There's a lot of contradiction of what a Machine Learning Engineer is today and most job openings just assume what it is based on the company's needs. Researches like Paige's help us understand and begin to draw lines of what we should be doing or even know what our job title should be.
I constantly receive job offers asking if I'm interested in positions such as Data Engineer (ML) or Software Developer - Data, which to my understanding, does not fit my profile.

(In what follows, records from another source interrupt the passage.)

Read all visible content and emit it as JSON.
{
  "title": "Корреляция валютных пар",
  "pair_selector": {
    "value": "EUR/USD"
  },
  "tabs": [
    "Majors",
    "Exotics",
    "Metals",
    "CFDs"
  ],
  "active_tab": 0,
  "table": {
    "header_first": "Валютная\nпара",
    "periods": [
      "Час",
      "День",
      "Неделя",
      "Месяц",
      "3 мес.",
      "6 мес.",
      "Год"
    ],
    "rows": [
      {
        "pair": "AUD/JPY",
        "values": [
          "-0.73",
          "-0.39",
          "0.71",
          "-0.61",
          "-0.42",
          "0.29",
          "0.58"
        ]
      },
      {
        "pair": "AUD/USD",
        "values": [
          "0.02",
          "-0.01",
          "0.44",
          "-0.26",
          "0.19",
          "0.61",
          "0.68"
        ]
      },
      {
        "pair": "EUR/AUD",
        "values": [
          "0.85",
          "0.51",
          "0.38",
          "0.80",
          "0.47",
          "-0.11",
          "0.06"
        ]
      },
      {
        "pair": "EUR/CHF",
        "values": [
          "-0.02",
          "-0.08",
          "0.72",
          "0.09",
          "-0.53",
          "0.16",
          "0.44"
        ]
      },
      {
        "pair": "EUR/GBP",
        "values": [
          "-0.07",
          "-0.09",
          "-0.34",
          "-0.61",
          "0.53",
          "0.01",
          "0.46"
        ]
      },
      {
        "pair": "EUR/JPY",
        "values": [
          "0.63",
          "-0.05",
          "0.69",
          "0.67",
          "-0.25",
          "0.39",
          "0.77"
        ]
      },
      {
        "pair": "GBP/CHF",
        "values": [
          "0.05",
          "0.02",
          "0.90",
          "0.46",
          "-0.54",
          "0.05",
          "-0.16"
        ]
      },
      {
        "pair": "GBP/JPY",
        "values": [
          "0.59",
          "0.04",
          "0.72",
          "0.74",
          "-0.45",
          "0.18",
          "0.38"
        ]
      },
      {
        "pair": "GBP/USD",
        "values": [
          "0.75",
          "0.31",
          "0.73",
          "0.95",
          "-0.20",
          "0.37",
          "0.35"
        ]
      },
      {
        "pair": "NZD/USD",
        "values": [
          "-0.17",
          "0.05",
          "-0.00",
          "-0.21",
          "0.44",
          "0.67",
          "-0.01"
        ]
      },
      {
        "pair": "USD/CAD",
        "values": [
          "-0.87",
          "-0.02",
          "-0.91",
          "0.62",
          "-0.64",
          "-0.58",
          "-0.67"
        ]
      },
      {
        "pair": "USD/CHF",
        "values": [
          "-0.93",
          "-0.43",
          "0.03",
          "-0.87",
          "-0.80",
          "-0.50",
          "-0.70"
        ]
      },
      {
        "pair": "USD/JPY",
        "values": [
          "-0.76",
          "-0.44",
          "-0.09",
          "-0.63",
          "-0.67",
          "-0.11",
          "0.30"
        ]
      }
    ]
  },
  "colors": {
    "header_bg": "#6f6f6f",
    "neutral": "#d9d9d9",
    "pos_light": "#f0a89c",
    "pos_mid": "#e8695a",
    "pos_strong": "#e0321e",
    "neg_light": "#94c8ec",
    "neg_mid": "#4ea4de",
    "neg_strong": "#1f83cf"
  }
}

With this in mind here's my take on what I, as a Machine Learning Engineer, am doing:

  1. Basic Exploratory Data Analysis (EDA): It is impossible to do any Machine Learning work without knowing your data first. I say BASIC here because I'm looking to find the underlying structure of the data, not doing a fancy report or discovery. What I usually do here is to find which features I'm going to use, which are irrelevant and which machine learning methods are the most appropriate for the problem at hand. What I DON'T do: Fancy reports, customer dashboards and presentations. That would be a Data Scientist's or Data Analyst's job.
  2. Traditional Machine Learning: As I stated before, it is quite hard to do ML without EDA, so after finding out the problem I'm dealing with, I'll generally mess around with some ML techniques. That could be Sklearn, XGBoost, or even Tensorflow/Pytorch. Again, I'm not looking for state of the art performance, nor big fancy models as you see on NeurIPS article's or OpenAI releases. I'm looking to solve a small very specific problem inside my domain. Nothing fancy. Considering this, it would put me in somewhere along the lines of the Data Scientist – Business, Traditional ML.
  3. Product Integration: Here is where I think the Engineering part of ML Engineering comes in. I already have built a model that solves a very specific domain problem, now what can I do to make it available for everyone? Here I'll usually look for the best approach to put the model in production, create a data pipeline and if needed updating and training pipelines for future use. Generally this is done with Docker containers and some frameworks like MLFlow and a hosting platform like AWS or GCP. This will fill into the ML Ops practitioner bucket

As the team evolves and more people come in, I can see the ML Engineer focusing more and more on 2 and 3. Sometimes you can receive a ML Model built on Sklearn with several preprocessing steps, which will yield a model with hundreds of MB if not GB and poor performance. Those can be optimized and I already have found myself doing these kind of optimizations.

As a finishing thought, according to Paige's cohort studies I'd be a mix of MLOps practitioner and Data Scientist - Business, Traditional ML. These are the roles I'd fit in the most and probably the mix that - for me - would describe what a ML Engineer does.


What do you think? Am I missing something?
What is a Machine Learning engineer to you?